Mais tarde, num desses regressos a Lisboa depois de uma ausência longa, sentiu-se decepcionado. Não encontrou aquilo de que se lembrava. “Havia uma diferença enorme na qualidade das coisas. Vi os hipermercados a tomarem conta de tudo, o pão a perder qualidade, ia aos sítios onde costumava ir antes e vi como estavam a modificar tudo. Isso chocou-me bastante.” Depois, quando o país mergulhou na crise, viu “as pessoas sem esperança, os campos abandonados”.

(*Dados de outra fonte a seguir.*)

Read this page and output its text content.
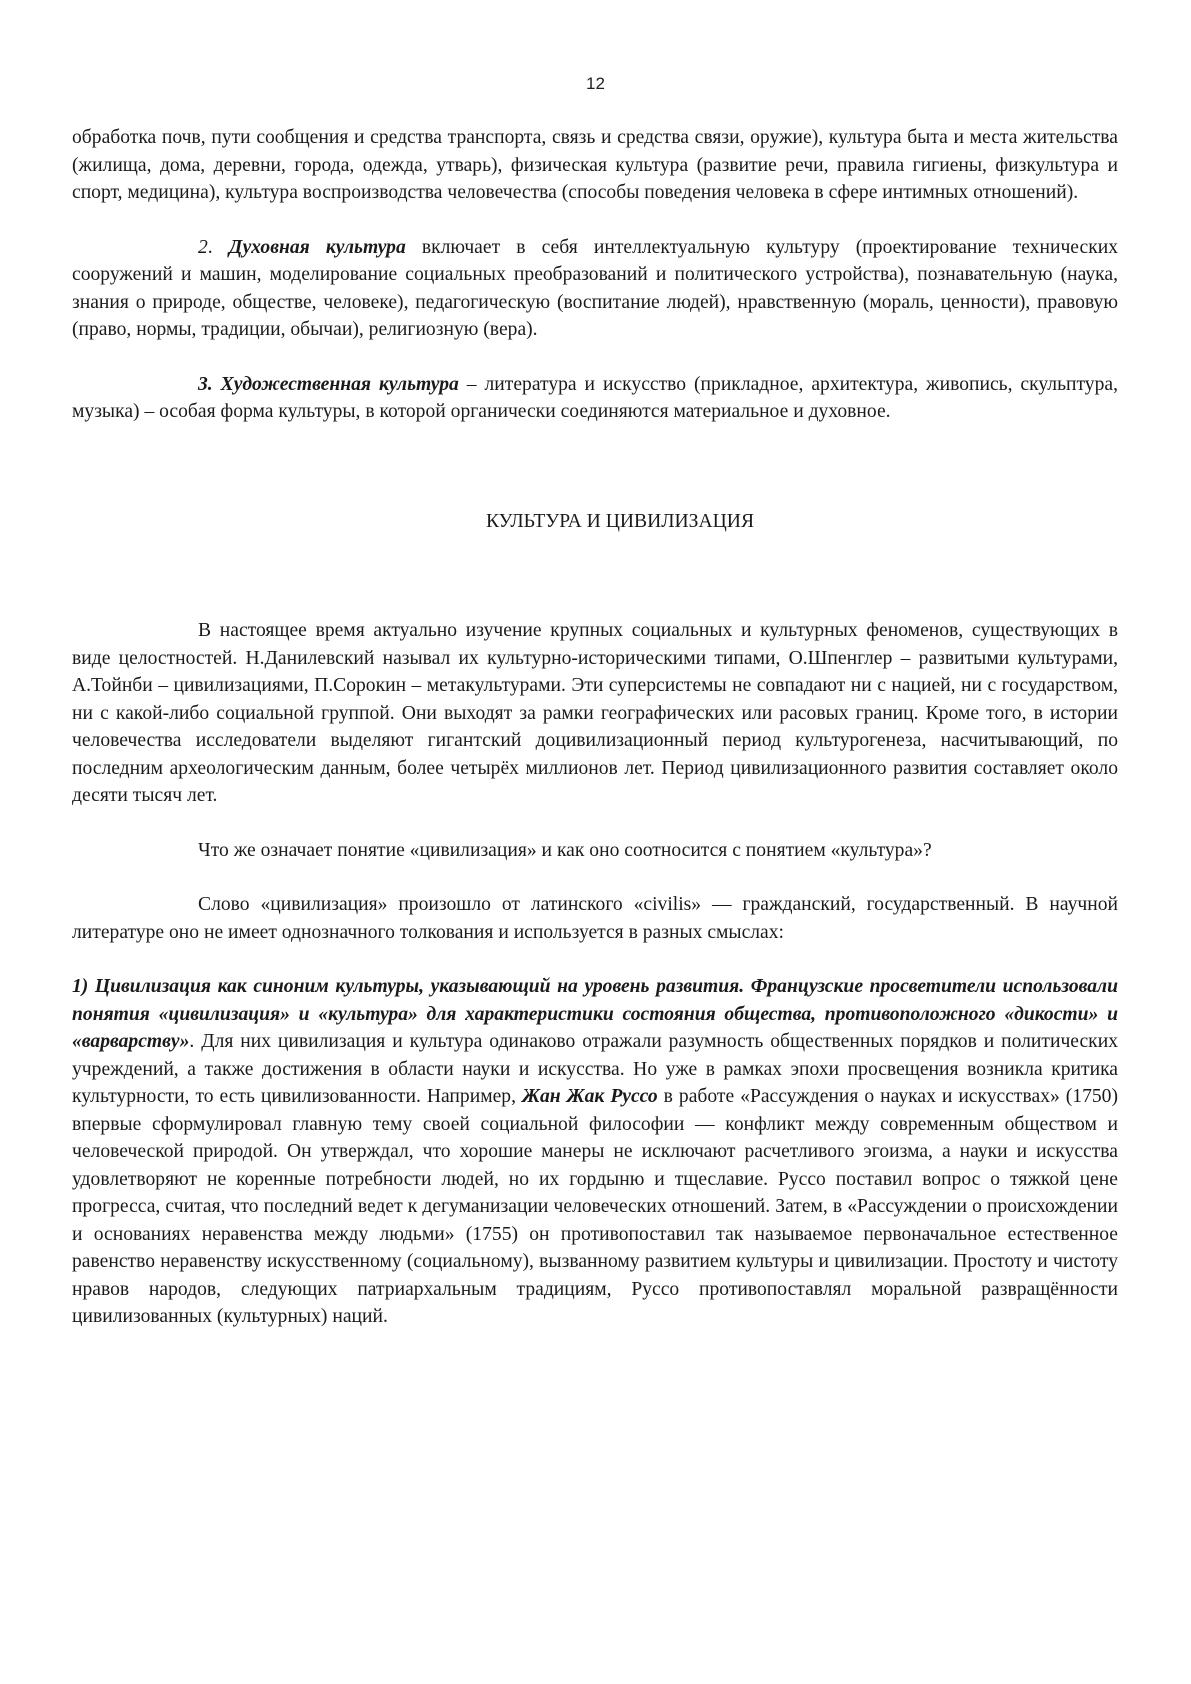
12

обработка почв, пути сообщения и средства транспорта, связь и средства связи, оружие), культура быта и места жительства (жилища, дома, деревни, города, одежда, утварь), физическая культура (развитие речи, правила гигиены, физкультура и спорт, медицина), культура воспроизводства человечества (способы поведения человека в сфере интимных отношений).

2. Духовная культура включает в себя интеллектуальную культуру (проектирование технических сооружений и машин, моделирование социальных преобразований и политического устройства), познавательную (наука, знания о природе, обществе, человеке), педагогическую (воспитание людей), нравственную (мораль, ценности), правовую (право, нормы, традиции, обычаи), религиозную (вера).

3. Художественная культура – литература и искусство (прикладное, архитектура, живопись, скульптура, музыка) – особая форма культуры, в которой органически соединяются материальное и духовное.

КУЛЬТУРА И ЦИВИЛИЗАЦИЯ

В настоящее время актуально изучение крупных социальных и культурных феноменов, существующих в виде целостностей. Н.Данилевский называл их культурно-историческими типами, О.Шпенглер – развитыми культурами, А.Тойнби – цивилизациями, П.Сорокин – метакультурами. Эти суперсистемы не совпадают ни с нацией, ни с государством, ни с какой-либо социальной группой. Они выходят за рамки географических или расовых границ. Кроме того, в истории человечества исследователи выделяют гигантский доцивилизационный период культурогенеза, насчитывающий, по последним археологическим данным, более четырёх миллионов лет. Период цивилизационного развития составляет около десяти тысяч лет.

Что же означает понятие «цивилизация» и как оно соотносится с понятием «культура»?

Слово «цивилизация» произошло от латинского «civilis» — гражданский, государственный. В научной литературе оно не имеет однозначного толкования и используется в разных смыслах:

1) Цивилизация как синоним культуры, указывающий на уровень развития. Французские просветители использовали понятия «цивилизация» и «культура» для характеристики состояния общества, противоположного «дикости» и «варварству». Для них цивилизация и культура одинаково отражали разумность общественных порядков и политических учреждений, а также достижения в области науки и искусства. Но уже в рамках эпохи просвещения возникла критика культурности, то есть цивилизованности. Например, Жан Жак Руссо в работе «Рассуждения о науках и искусствах» (1750) впервые сформулировал главную тему своей социальной философии — конфликт между современным обществом и человеческой природой. Он утверждал, что хорошие манеры не исключают расчетливого эгоизма, а науки и искусства удовлетворяют не коренные потребности людей, но их гордыню и тщеславие. Руссо поставил вопрос о тяжкой цене прогресса, считая, что последний ведет к дегуманизации человеческих отношений. Затем, в «Рассуждении о происхождении и основаниях неравенства между людьми» (1755) он противопоставил так называемое первоначальное естественное равенство неравенству искусственному (социальному), вызванному развитием культуры и цивилизации. Простоту и чистоту нравов народов, следующих патриархальным традициям, Руссо противопоставлял моральной развращённости цивилизованных (культурных) наций.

A isto somou-se o facto de estar a criar restaurantes em Londres – primeiro, o Loft e o Viajante, depois a Taberna do Mercado – e ter dificuldade em encontrar bom produto português. “Portugal era invisível. Eu via produtos que achava de qualidade inferior à dos portugueses, azeites, enchidos, mas que tinham muito maior presença. Em Londres eu não conseguia que os fornecedores fizessem chegar produto português em quantidades suficientes.”

Achou que, com a visibilidade que ele próprio conseguira já em Inglaterra, tinha o dever de fazer alguma coisa – de recuperar as suas memórias da cozinha de Lisboa, até porque “há poucas publicações feitas fora de Portugal que falem do produto português”. Foi assim que nasceu o Lisboeta, projecto que o fez regressar muito mais vezes, voltar às tascas mais tradicionais e perceber também que a cidade tinha saído da crise e estava a recuperar a auto-estima.

Quis fazer este projecto também por causa da morte do pai e do nascimento da filha, dois acontecimentos muito próximos no tempo e que o fizeram pensar na importância de manter uma ligação à sua cultura. “A minha filha ia ter um apelido português e percebi que tinha uma responsabilidade para com ela, de lhe contar uma história que era também dela e de proteger as coisas boas que temos.” Quer que os filhos “tenham orgulho de serem descendentes de portugueses” mesmo tendo nascido em Londres e de uma mãe sul-africana. “Gostava que eles se apaixonassem pelo país e conhecessem tudo de bom que cá temos.”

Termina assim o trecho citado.